Donald Trump não reconhece o Dia de Martin Luther King Jr.

Rompendo com as tradições presidenciais anteriores, incluindo o seu primeiro mandato, o presidente Donald Trump não reconheceu o dia 19 de janeiro de 2026 como o Dia de Martin Luther King Jr. em qualquer declaração, proclamação ou ação oficial.

O feriado federal em homenagem ao ativista dos direitos civis assassinado contra a segregação e o racismo cai na terceira segunda-feira de janeiro.

Trump passou o dia em sua propriedade em Mar-a-Lago. À noite, ele participará do National College Football Championship, em Miami.

A Casa Branca não respondeu imediatamente a uma pergunta de 19 de janeiro sobre se Trump planeava reconhecer esse dia ou o legado de King.

A única postagem de Trump nas redes sociais, na manhã de 19 de janeiro, pedia a exigência de identificação de eleitor, à qual grupos de direitos civis se opõem porque as minorias raciais são mais propensas a não ter identificação emitida pelo Estado. Quando contatadas pelo USA TODAY, as contas de mídia social da Casa Branca postaram informações sobre o ICE e as conquistas de Trump em seu primeiro ano de mandato.

O Congresso estabeleceu o Dia de Martin Luther King Jr. e só ele pode impedir a sua celebração oficial.
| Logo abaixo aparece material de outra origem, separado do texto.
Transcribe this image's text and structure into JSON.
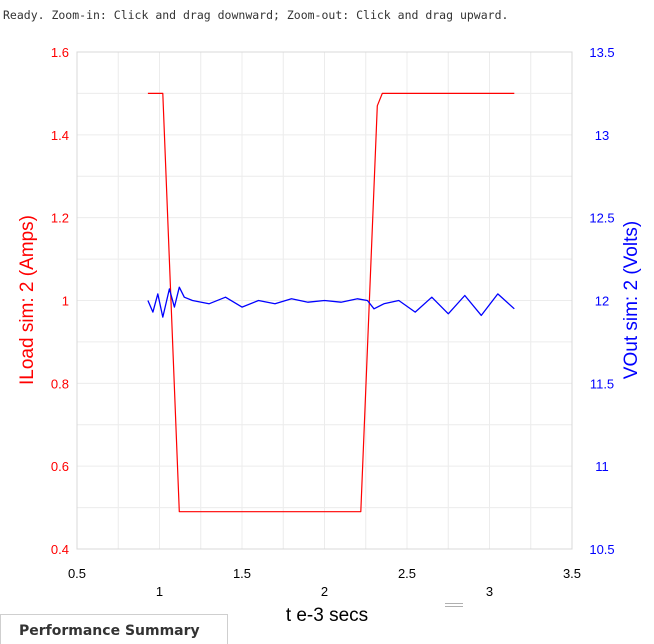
{
  "status_text": "Ready.  Zoom-in: Click and drag downward; Zoom-out: Click and drag upward.",
  "performance_tab_label": "Performance Summary",
  "chart_data": {
    "type": "line",
    "xlabel": "t e-3 secs",
    "x_ticks_top": [
      "0.5",
      "1.5",
      "2.5",
      "3.5"
    ],
    "x_ticks_bottom": [
      "1",
      "2",
      "3"
    ],
    "xlim": [
      0.5,
      3.5
    ],
    "y_left": {
      "label": "ILoad sim:  2 (Amps)",
      "ylim": [
        0.4,
        1.6
      ],
      "ticks": [
        "0.4",
        "0.6",
        "0.8",
        "1",
        "1.2",
        "1.4",
        "1.6"
      ],
      "color": "#ff0000"
    },
    "y_right": {
      "label": "VOut sim:  2 (Volts)",
      "ylim": [
        10.5,
        13.5
      ],
      "ticks": [
        "10.5",
        "11",
        "11.5",
        "12",
        "12.5",
        "13",
        "13.5"
      ],
      "color": "#0000ff"
    },
    "grid": true,
    "series": [
      {
        "name": "ILoad sim:  2 (Amps)",
        "axis": "left",
        "color": "#ff0000",
        "x": [
          0.93,
          1.0,
          1.02,
          1.12,
          1.42,
          1.52,
          2.2,
          2.22,
          2.32,
          2.35,
          2.75,
          3.15
        ],
        "y": [
          1.5,
          1.5,
          1.5,
          0.49,
          0.49,
          0.49,
          0.49,
          0.49,
          1.47,
          1.5,
          1.5,
          1.5
        ]
      },
      {
        "name": "VOut sim:  2 (Volts)",
        "axis": "right",
        "color": "#0000ff",
        "x": [
          0.93,
          0.96,
          0.99,
          1.02,
          1.06,
          1.09,
          1.12,
          1.15,
          1.2,
          1.3,
          1.4,
          1.5,
          1.6,
          1.7,
          1.8,
          1.9,
          2.0,
          2.1,
          2.2,
          2.26,
          2.3,
          2.36,
          2.45,
          2.55,
          2.65,
          2.75,
          2.85,
          2.95,
          3.05,
          3.15
        ],
        "y": [
          12.0,
          11.93,
          12.04,
          11.9,
          12.07,
          11.96,
          12.08,
          12.02,
          12.0,
          11.98,
          12.02,
          11.96,
          12.0,
          11.98,
          12.01,
          11.99,
          12.0,
          11.99,
          12.01,
          12.0,
          11.95,
          11.98,
          12.0,
          11.93,
          12.02,
          11.92,
          12.03,
          11.91,
          12.04,
          11.95
        ]
      }
    ]
  }
}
O presidente Ronald Reagan assinou a Lei dos Feriados Nacionais em 2 de novembro de 1983, estabelecendo a terceira segunda-feira de janeiro como feriado federal em homenagem ao líder dos direitos civis.

Trump é o primeiro presidente a não emitir uma proclamação oficial reconhecendo o Dia de Martin Luther King Jr. desde que Reagan estabeleceu o feriado.

A maioria dos presidentes, incluindo Trump durante o seu primeiro mandato, também reconheceu o feriado através de atos de adoração, serviços memoriais, discursos ou a colocação de uma coroa de flores na estátua do Rei no National Mall.

Por exemplo, em 2023, o presidente Joe Biden fez um discurso na Igreja Martin Luther King Jr. Em 2008, o então presidente George W. Bush discursou na Biblioteca Memorial Martin Luther King Jr. em Washington. Em 2007, Bush participou de um dia de voluntariado em uma escola local.

O presidente Donald Trump declarou que a paz não é “puramente” a sua prioridade depois de recusar o Prémio Nobel da Paz ao defender tarifas sobre o controlo da Gronelândia.

O retorno de Trump à Casa Branca em 20 de janeiro de 2025 foi uma coincidência histórica, com o dia da posse coincidindo com o dia de Martin Luther King Jr. O então presidente Joe Biden assinou a proclamação antes de deixar o cargo.

Trump fez da reversão dos programas de diversidade, equidade e inclusão uma prioridade fundamental da sua segunda administração.

No ano passado, o Pentágono suspendeu as comemorações do Mês da História Negra e, este ano, a administração Trump eliminou o Dia de Martin Luther King Jr. e 11 de junho da lista de dias livres do Serviço Nacional de Parques (em vez disso, adicionou o aniversário de Trump).

Trump comemorou o feriado durante seu primeiro mandato. Antes de sua posse em 2017, Trump exortou os americanos a celebrarem o Dia de Martin Luther King Jr. e “celebrou todas as grandes coisas que defendeu”, pouco antes de conhecer Martin Luther King III na Trump Tower.

Em 2018, assinou uma proclamação oficial, mas foi criticado por não falar publicamente.

Então, em 2019 e 2020, Trump assinou uma proclamação e fez visitas para depositar uma coroa de flores no Memorial Martin Luther King Jr. em Washington. Ele também assinou uma proclamação em 2021 antes de deixar o cargo.

A proclamação mais recente de Trump, assinada em 16 de janeiro, reconheceu o Dia da Liberdade Religiosa. Esta é a terceira proclamação que ele assina desde o início do novo ano.

Este artigo foi publicado originalmente no USA TODAY: Donald Trump não reconhece o dia de Martin Luther King Jr.